Admin
18 Maret 2025
KEJAKSAAN NEGERI BLORA
Duka masih menyelimuti keluarga Sumar, korban kecelakaan crane di proyek pembangunan RS PKU Muhammadiyah Blora.
Selain harus menghadapi kondisi suaminya yang mengalami luka serius, Listiana, istri Sumar, juga kebingungan memikirkan biaya pendidikan kedua anaknya.
Padahal, sebelumnya ada janji bantuan beasiswa pendidikan dari berbagai pihak, termasuk Muhammadiyah dan Pemerintah Kabupaten Blora.
Namun, hingga kini, bantuan tersebut belum juga terealisasi.
Sumar mengalami luka parah akibat insiden jatuhnya crane pada 17 Maret lalu.
Hasil rontgen menunjukkan patah tulang di beberapa bagian tubuhnya, termasuk tulang kaki, tulang belakang, dan tulang rusuk.
Kondisi ini membuat Sumar tidak bisa bekerja untuk sementara waktu, bahkan mungkin dalam jangka panjang.
"Suami saya belum bisa beraktivitas normal. Dokter bilang butuh waktu lama untuk pulih," ujar Listiana, ditemui di kediamannya di Desa Purworejo, Kecamatan Blora Kota.
Listiana kini harus menanggung beban ganda. Selain merawat suaminya, ia juga harus memikirkan biaya pendidikan kedua anaknya.
istiana kini harus menanggung beban ganda. Selain merawat suaminya, ia juga harus memikirkan biaya pendidikan kedua anaknya.
Anak pertamanya mondok di Pesantren Khozinatul Ulum Blora, sedangkan anak kedua masih duduk di bangku kelas 6 SD dan akan segera lulus.
Saya bingung, bagaimana nanti biaya sekolah mereka. Uang saku, bayar sekolah, bayar pondok, semua butuh uang. Saya tidak punya penghasilan," keluhnya.

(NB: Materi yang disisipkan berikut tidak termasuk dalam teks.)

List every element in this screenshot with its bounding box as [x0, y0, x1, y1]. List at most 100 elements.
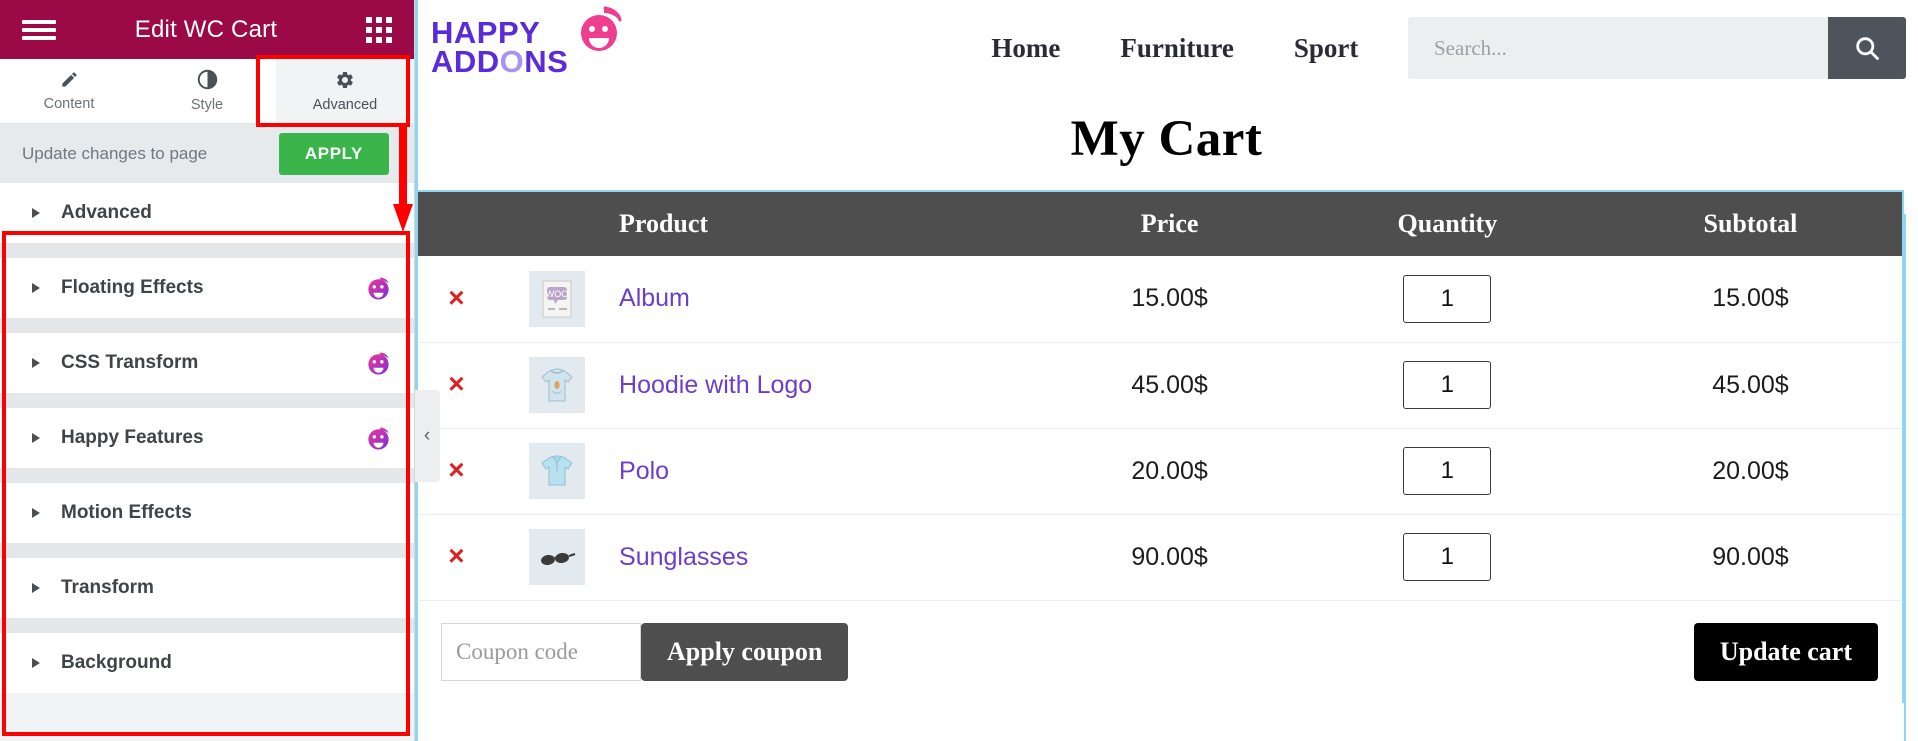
accordion-item-happy-features[interactable]: Happy Features [0, 408, 414, 468]
accordion-separator [0, 318, 414, 333]
cell-thumbnail: WOO [496, 256, 619, 342]
quantity-input[interactable] [1403, 361, 1492, 409]
page-preview: HAPPY ADDONS Home Furniture Sport Search… [414, 0, 1918, 741]
tab-content[interactable]: Content [0, 59, 138, 123]
sunglasses-icon[interactable] [529, 529, 586, 586]
search-button[interactable] [1828, 17, 1906, 79]
chevron-right-icon [32, 658, 40, 668]
search-input[interactable] [1408, 17, 1828, 79]
panel-header: Edit WC Cart [0, 0, 414, 59]
product-link[interactable]: Album [619, 284, 690, 312]
remove-item-icon[interactable]: × [448, 368, 464, 399]
quantity-input[interactable] [1403, 447, 1492, 495]
panel-title: Edit WC Cart [134, 15, 278, 43]
coupon-code-input[interactable] [441, 623, 641, 681]
accordion-item-motion-effects[interactable]: Motion Effects [0, 483, 414, 543]
apply-button[interactable]: APPLY [278, 132, 389, 175]
accordion-separator [0, 393, 414, 408]
product-link[interactable]: Hoodie with Logo [619, 371, 812, 399]
cell-remove: × [417, 256, 496, 342]
quantity-input[interactable] [1403, 533, 1492, 582]
nav-link-sport[interactable]: Sport [1294, 33, 1359, 64]
chevron-left-icon: ‹ [423, 425, 431, 446]
cell-quantity [1295, 427, 1599, 514]
gear-icon [335, 70, 355, 90]
chevron-right-icon [32, 508, 40, 518]
cell-price: 15.00$ [1131, 284, 1208, 313]
chevron-right-icon [32, 358, 40, 368]
polo-shirt-icon[interactable] [529, 443, 586, 499]
happy-addons-badge-icon [365, 425, 392, 452]
apply-coupon-button[interactable]: Apply coupon [641, 623, 849, 681]
accordion-separator [0, 618, 414, 633]
col-subtotal: Subtotal [1598, 192, 1902, 256]
cell-thumbnail [495, 341, 620, 428]
accordion-label: Background [61, 652, 172, 673]
happy-addons-badge-icon [365, 275, 392, 302]
cell-thumbnail [495, 427, 620, 514]
tab-style[interactable]: Style [138, 59, 276, 123]
cell-remove: × [417, 513, 496, 600]
remove-item-icon[interactable]: × [448, 282, 464, 313]
cell-price: 20.00$ [1043, 427, 1296, 514]
site-header: HAPPY ADDONS Home Furniture Sport [415, 0, 1918, 96]
pencil-icon [60, 70, 79, 89]
col-thumbnail [495, 192, 620, 256]
cell-quantity [1296, 256, 1599, 342]
preview-right-edge [1904, 214, 1906, 741]
remove-item-icon[interactable]: × [448, 454, 464, 485]
product-link[interactable]: Sunglasses [619, 543, 748, 571]
page-title: My Cart [1070, 111, 1263, 167]
tab-style-label: Style [190, 97, 224, 113]
apply-bar: Update changes to page APPLY [0, 124, 414, 183]
table-row: × [417, 341, 1902, 428]
accordion-label: Motion Effects [61, 502, 192, 523]
remove-item-icon[interactable]: × [448, 540, 464, 571]
cell-thumbnail [495, 513, 620, 600]
logo-line-1: HAPPY [431, 15, 541, 51]
chevron-right-icon [32, 433, 40, 443]
cell-subtotal: 90.00$ [1598, 513, 1902, 600]
quantity-input[interactable] [1403, 274, 1492, 323]
cell-product-name: Hoodie with Logo [619, 341, 1044, 428]
nav-link-home[interactable]: Home [991, 33, 1060, 64]
apply-bar-label: Update changes to page [22, 143, 208, 163]
accordion-label: Advanced [61, 202, 152, 223]
happy-addons-logo[interactable]: HAPPY ADDONS [431, 6, 622, 77]
cell-quantity [1295, 341, 1599, 428]
advanced-accordion-list: Advanced Floating Effects CSS Transform … [0, 183, 414, 741]
svg-text:WOO: WOO [546, 289, 569, 299]
cart-table: Product Price Quantity Subtotal × WOO Al… [417, 192, 1902, 600]
accordion-separator [0, 468, 414, 483]
accordion-item-css-transform[interactable]: CSS Transform [0, 333, 414, 393]
col-quantity: Quantity [1295, 192, 1599, 256]
grid-apps-icon[interactable] [366, 16, 392, 43]
accordion-separator [0, 243, 414, 258]
accordion-item-advanced[interactable]: Advanced [0, 183, 414, 243]
nav-link-furniture[interactable]: Furniture [1120, 33, 1234, 64]
happy-addons-badge-icon [365, 350, 392, 377]
accordion-item-transform[interactable]: Transform [0, 558, 414, 618]
hoodie-icon[interactable] [529, 357, 586, 413]
cart-table-head: Product Price Quantity Subtotal [417, 192, 1902, 256]
chevron-right-icon [32, 283, 40, 293]
table-row: × Polo 20.00$ 1 20.00$ [417, 427, 1902, 514]
cell-subtotal: 20.00$ [1598, 427, 1902, 514]
cell-product-name: Sunglasses [619, 513, 1044, 600]
cart-table-wrapper: Product Price Quantity Subtotal × WOO Al… [415, 190, 1904, 703]
panel-tabs: Content Style Advanced [0, 55, 414, 127]
product-link[interactable]: Polo [619, 457, 669, 485]
accordion-item-background[interactable]: Background [0, 633, 414, 693]
update-cart-button[interactable]: Update cart [1693, 623, 1878, 681]
accordion-item-floating-effects[interactable]: Floating Effects [0, 258, 414, 318]
preview-left-edge [415, 0, 418, 741]
cell-subtotal: 45.00$ [1598, 341, 1902, 428]
cart-table-body: × WOO Album 15.00$ 1 15.00$ × Hoodie wit… [417, 256, 1902, 600]
panel-collapse-handle[interactable]: ‹ [415, 390, 440, 482]
album-woo-icon[interactable]: WOO [529, 270, 586, 327]
table-header-row: Product Price Quantity Subtotal [417, 192, 1902, 256]
cell-quantity [1295, 513, 1599, 600]
accordion-label: Happy Features [61, 427, 204, 448]
tab-content-label: Content [43, 96, 95, 112]
tab-advanced[interactable]: Advanced [276, 59, 414, 123]
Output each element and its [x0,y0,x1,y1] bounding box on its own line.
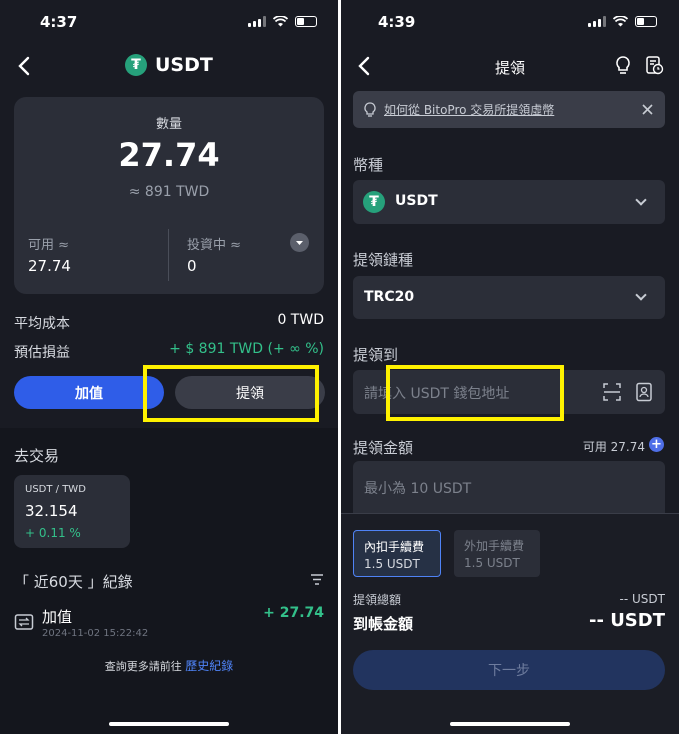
home-indicator [109,722,229,726]
add-icon[interactable]: + [649,437,664,452]
deposit-label: 加值 [75,385,103,402]
banner-link[interactable]: 如何從 BitoPro 交易所提領虛幣 [384,101,554,118]
record-amount: + 27.74 [263,605,324,621]
deposit-record-icon [14,614,34,630]
amount-label: 提領金額 [353,439,414,457]
record-time: 2024-11-02 15:22:42 [42,628,149,639]
summary-sheet: 內扣手續費 1.5 USDT 外加手續費 1.5 USDT 提領總額 -- US… [341,513,679,734]
amount-input[interactable]: 最小為 10 USDT [353,461,665,513]
history-icon[interactable] [644,55,664,75]
receive-label: 到帳金額 [353,615,414,633]
home-indicator [450,722,570,726]
pair-change: + 0.11 % [25,526,81,540]
fee-external-option[interactable]: 外加手續費 1.5 USDT [454,530,540,577]
chevron-down-icon [635,289,647,301]
next-label: 下一步 [488,663,530,679]
chain-value: TRC20 [364,289,415,305]
record-title: 加值 [42,608,73,626]
battery-icon [295,16,317,27]
total-label: 提領總額 [353,593,402,607]
trade-heading: 去交易 [14,447,60,465]
history-link[interactable]: 歷史紀錄 [185,659,233,673]
pair-price: 32.154 [25,502,78,520]
more-records: 查詢更多請前往 歷史紀錄 [0,657,338,674]
withdraw-screen: 4:39 提領 如何從 BitoPro 交易所提領虛幣 幣種 ₮ USDT 提領… [341,0,679,734]
deposit-button[interactable]: 加值 [14,376,164,409]
help-banner[interactable]: 如何從 BitoPro 交易所提領虛幣 [353,91,665,128]
investing-label: 投資中 ≈ [187,238,242,253]
filter-icon[interactable] [311,574,323,585]
investing-dropdown-icon[interactable] [290,233,309,252]
signal-icon [588,16,606,27]
pnl-label: 預估損益 [14,345,70,361]
receive-value: -- USDT [588,610,665,631]
withdraw-to-label: 提領到 [353,346,399,364]
asset-detail-screen: 4:37 ₮ USDT 數量 27.74 ≈ 891 TWD 可用 ≈ 27.7… [0,0,338,734]
pair-label: USDT / TWD [25,484,86,495]
lightbulb-icon [364,102,376,117]
quantity-value: 27.74 [118,136,220,174]
quantity-twd: ≈ 891 TWD [128,184,210,200]
next-button[interactable]: 下一步 [353,650,665,690]
avg-cost-label: 平均成本 [14,316,70,332]
investing-value: 0 [187,257,197,275]
chain-label: 提領鏈種 [353,251,414,269]
wifi-icon [613,16,628,27]
usdt-coin-icon: ₮ [125,54,147,76]
quantity-label: 數量 [155,117,182,132]
more-text: 查詢更多請前往 [104,660,182,673]
chevron-down-icon [635,194,647,206]
available-label: 可用 ≈ [28,238,70,253]
currency-select[interactable]: ₮ USDT [353,180,665,224]
status-time: 4:37 [40,13,78,31]
divider [168,229,169,281]
amount-placeholder: 最小為 10 USDT [364,481,472,497]
page-header: ₮ USDT [125,54,213,76]
available-text: 可用 27.74 [582,440,645,454]
currency-value: USDT [395,193,438,209]
balance-card: 數量 27.74 ≈ 891 TWD 可用 ≈ 27.74 投資中 ≈ 0 [14,97,324,294]
highlight-withdraw [143,365,319,422]
battery-icon [635,16,657,27]
available-value: 27.74 [28,257,71,275]
lightbulb-icon[interactable] [614,55,632,75]
status-icons [248,16,317,27]
trade-pair-card[interactable]: USDT / TWD 32.154 + 0.11 % [14,475,130,548]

Listiana mengaku sempat membayar biaya pendidikan anaknya yang mondok sebesar Rp 700 ribu bulan lalu.
Namun, ia tidak tahu bagaimana caranya memenuhi kebutuhan pendidikan anak-anaknya ke depan.
"Sekarang saya tidak bisa bekerja karena fokus merawat suami. Uang yang ada sudah habis untuk biaya hidup dan pengobatan," tambahnya.
Sejak insiden kecelakaan, Listiana mengaku telah menerima beberapa bantuan tunai, seperti uang makan Rp 1 juta, biaya perawatan di Solo Rp 3 juta, bantuan dari Baznas Blora Rp 1 juta, dan bantuan dari RS PKU Rp 2 juta.
Namun, bantuan tersebut hanya bersifat sementara dan tidak mencukupi kebutuhan jangka panjang, terutama untuk biaya pendidikan anak-anaknya.
"Yang saya tahu, bantuan itu hanya untuk biaya hidup dan pengobatan. Sampai sekarang, saya belum menerima beasiswa pendidikan yang dijanjikan.
Baik dari Muhammadiyah maupun pemerintah setempat," ujar Listiana. Ia berharap janji bantuan tersebut segera direalisasikan agar masa depan anak-anaknya tidak terancam.
Selama proyek pembangunan RS PKU masih berlangsung, Listiana masih menerima gaji mingguan suaminya sebesar Rp 520 ribu atau sekitar Rp 85 ribu per hari. Namun, gaji ini hanya akan berlangsung hingga proyek selesai.
"Setelah proyek selesai, saya tidak tahu lagi harus dapat uang dari mana. Apalagi suami saya belum bisa bekerja," ujarnya.
Listiana berharap ada perhatian lebih dari pihak terkait, terutama dalam hal pemenuhan kebutuhan pendidikan anak-anaknya.
"Saya hanya ingin anak-anak saya bisa terus sekolah. Mereka adalah masa depan kami. Tolong bantu kami," pintanya.
Ia juga meminta agar bantuan yang diberikan tidak hanya bersifat sementara, tetapi juga berkelanjutan.
"Kami butuh kepastian, bukan sekadar janji. Apalagi kondisi suami saya masih belum pulih," tambah Listiana.
Hingga berita ini diturunkan, belum ada tanggapan resmi dari Muhammadiyah maupun Pemerintah Kabupaten Blora terkait realisasi beasiswa pendidikan untuk anak-anak korban kecelakaan crane.
Masyarakat setempat berharap agar pihak-pihak terkait segera mengambil langkah konkret untuk membantu keluarga Sumar.